Prostate cancer is one of the most troublesome types of cancers in the US, and all malignancies are best treated at an early stage when long-term survival is most probable. Unfortunately, prostate cancer may lack symptoms or signs in early stages, making detection difficult. Fortunately, we now have ways to detect prostate cancer before it progresses for the first time, thanks to earlier detection techniques.

Prostate-specific antigen (PSA) testing is still considered the best way to predict whether a man is at danger of developing prostate cancer or if he might already have it. A healthy man's serum PSA concentration represents not much beyond 4 ng/ml. A benign prostate tumor will have about a similar amount or even less PSA in its cells. Smaller, benign, slower growing prostates are known to have lower PSA than larger or actively growing ones.

The American Society of Clinical Oncology (ASCO) has determined that a serum alkaline phosphatase reading of above 105 U/L or a usisfractal-defined PSA below 0.25 ng/mL indicates low cancer risk in a blood test. Men who fall into this “gray zone” of risk, estimated to occur in 8% of post-menopausal men and in 1% of men ages 50-65 years, should return for extensive PSA and prostate-gland doctor examinations, executed by skilled ultrasonomic imaging technique personnel. Less rigorous examination procedures but guided by sustained serum PSA readings above 4ng/mL OR low prostate volumes of 2 mL OR recently experienced PSA test abnormality OR any finding during digital prostate examination suggest primary suspicion of prostate cancer in men.
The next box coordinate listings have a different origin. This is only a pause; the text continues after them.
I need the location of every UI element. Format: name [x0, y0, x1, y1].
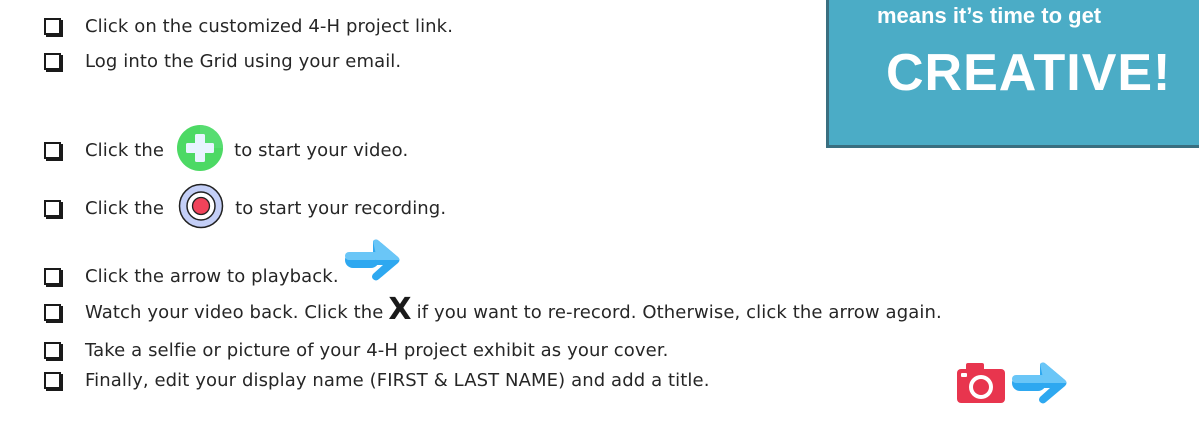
- checkbox[interactable]: [44, 268, 61, 285]
- checkbox[interactable]: [44, 142, 61, 159]
- checklist-text: Take a selfie or picture of your 4-H pro…: [85, 340, 669, 361]
- record-button-icon: [178, 183, 224, 234]
- banner-subtitle: means it’s time to get: [877, 3, 1102, 28]
- checklist-text-end: to start your recording.: [235, 198, 447, 219]
- checklist-item-6: Watch your video back. Click the X if yo…: [44, 291, 942, 327]
- checkbox[interactable]: [44, 18, 61, 35]
- camera-arrow-group: [956, 360, 1068, 410]
- checkbox[interactable]: [44, 200, 61, 217]
- checklist-item-1: Click on the customized 4-H project link…: [44, 16, 453, 37]
- banner-headline: CREATIVE!: [886, 44, 1172, 102]
- checkbox[interactable]: [44, 53, 61, 70]
- checklist-text-start: Watch your video back. Click the: [85, 302, 384, 323]
- checklist-text-start: Click the: [85, 140, 165, 161]
- checklist-item-7: Take a selfie or picture of your 4-H pro…: [44, 340, 669, 361]
- checklist-text-start: Click the: [85, 198, 165, 219]
- arrow-right-icon: [1010, 360, 1068, 410]
- checklist-item-4: Click the to start your recording.: [44, 183, 446, 234]
- checklist-text-end: if you want to re-record. Otherwise, cli…: [416, 302, 942, 323]
- checkbox[interactable]: [44, 304, 61, 321]
- checklist-text: Log into the Grid using your email.: [85, 51, 402, 72]
- checklist-text: Click on the customized 4-H project link…: [85, 16, 454, 37]
- checklist-text: Click the arrow to playback.: [85, 266, 339, 287]
- checklist-item-5: Click the arrow to playback.: [44, 239, 401, 302]
- checklist-item-3: Click the to start your video.: [44, 124, 408, 177]
- checklist-text-end: to start your video.: [234, 140, 409, 161]
- creative-banner: means it’s time to get CREATIVE!: [826, 0, 1199, 148]
- camera-icon: [956, 362, 1006, 408]
- x-mark: X: [388, 291, 412, 327]
- arrow-right-icon: [343, 237, 401, 288]
- checkbox[interactable]: [44, 342, 61, 359]
- checkbox[interactable]: [44, 372, 61, 389]
- checklist-text: Finally, edit your display name (FIRST &…: [85, 370, 710, 391]
- plus-circle-icon: [176, 124, 224, 177]
- checklist-item-2: Log into the Grid using your email.: [44, 51, 401, 72]
- checklist-item-8: Finally, edit your display name (FIRST &…: [44, 370, 710, 391]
Especially early-stage prostate cancer can usually be detected and treated right away, wanting to prevent the relapse and development of metastatic health issues. Ostensibly men within a higher risk group - estimated 9% of all men aged 60 years OR a history of clinically irrelevant precancerous prostate DNA-related aberrations - may beat cancer if they take regular multidimensional prostate medical examinations. Prescription of an initial diagnostic PSA examination might be put into action by men having a high risk profile where they have a 15-year disease-free lifetime expectancy OR would benefit from decisions on either active or supplemental prostate oncological treatment, including prostate LASIK procedure or radical surgical excision.